The Old-Growth Forest Network's strategy is to identify candidate forests, ensure that they are publicly accessible and protected forever from logging, and recognize them as part of the network. Once dedicated, the forests are listed and publicized on the network's website. The organization believes that building the Network in this way will take very little financial investment, and that the preservation of over two thousand undisturbed, accessible forests will have a positive effect on both the humans and the wildlife in the U.S.

== Community forests and private landowners ==
Local activists contact the Old-Growth Forest Network to help protect community forests threatened with development. The organization advocates for forest preservation and assists local protection efforts where possible. Community forests that may not be as large, ecologically diverse, or as stringently protected can be inducted into the Old-Growth Forest Network's Community Forest program.

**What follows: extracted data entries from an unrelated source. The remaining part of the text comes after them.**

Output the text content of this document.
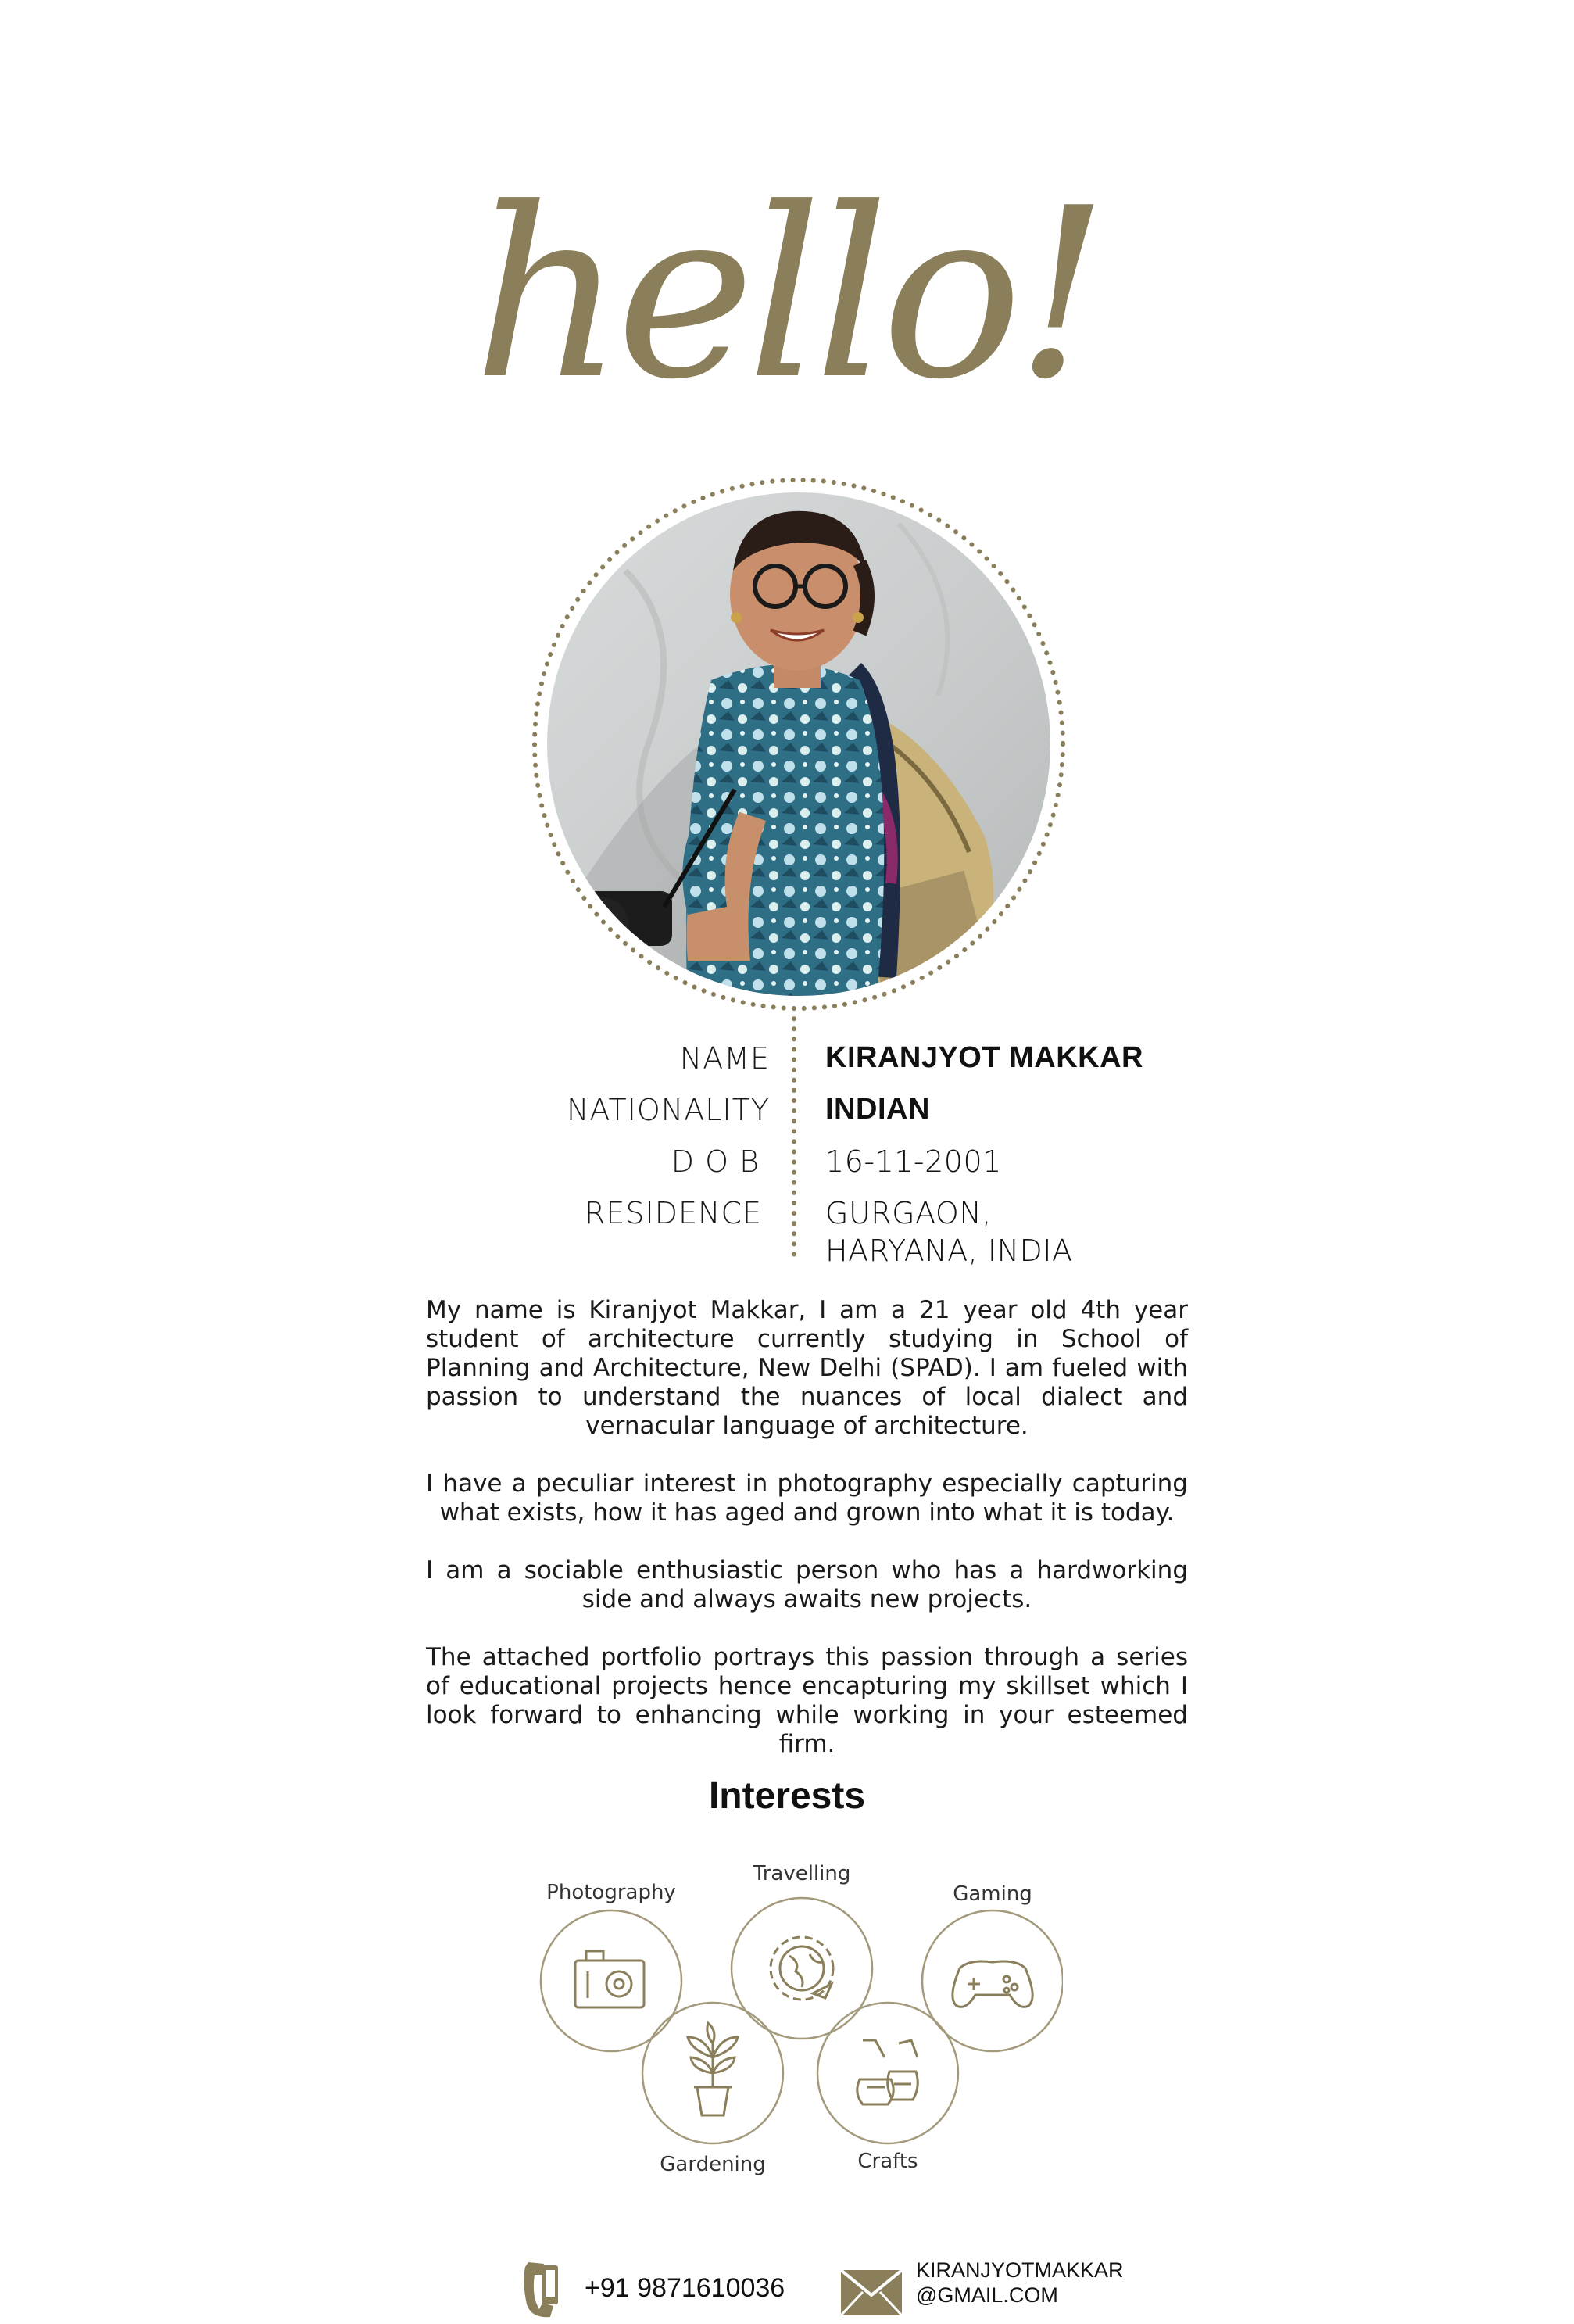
hello!
NAME KIRANJYOT MAKKAR
NATIONALITY INDIAN
D O B 16-11-2001
RESIDENCE GURGAON,
HARYANA, INDIA

My name is Kiranjyot Makkar, I am a 21 year old 4th year student of architecture currently studying in School of Planning and Architecture, New Delhi (SPAD). I am fueled with passion to understand the nuances of local dialect and vernacular language of architecture.

I have a peculiar interest in photography especially capturing what exists, how it has aged and grown into what it is today.

I am a sociable enthusiastic person who has a hardworking side and always awaits new projects.

The attached portfolio portrays this passion through a series of educational projects hence encapturing my skillset which I look forward to enhancing while working in your esteemed firm.

Interests
Photography
Travelling
Gaming
Gardening	Crafts
+91 9871610036
KIRANJYOTMAKKAR
@GMAIL.COM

Many of the oldest forests in the United States are privately owned. The organization advises private landowners about their forests and helps them realize their preservation goals. Private forest owners who commit to protecting their land in perpetuity through mechanisms such as a "Forever Wild" conservation easement (meaning it will never be logged) may also receive recognition by the Old-Growth Forest Network's Private Forest designation.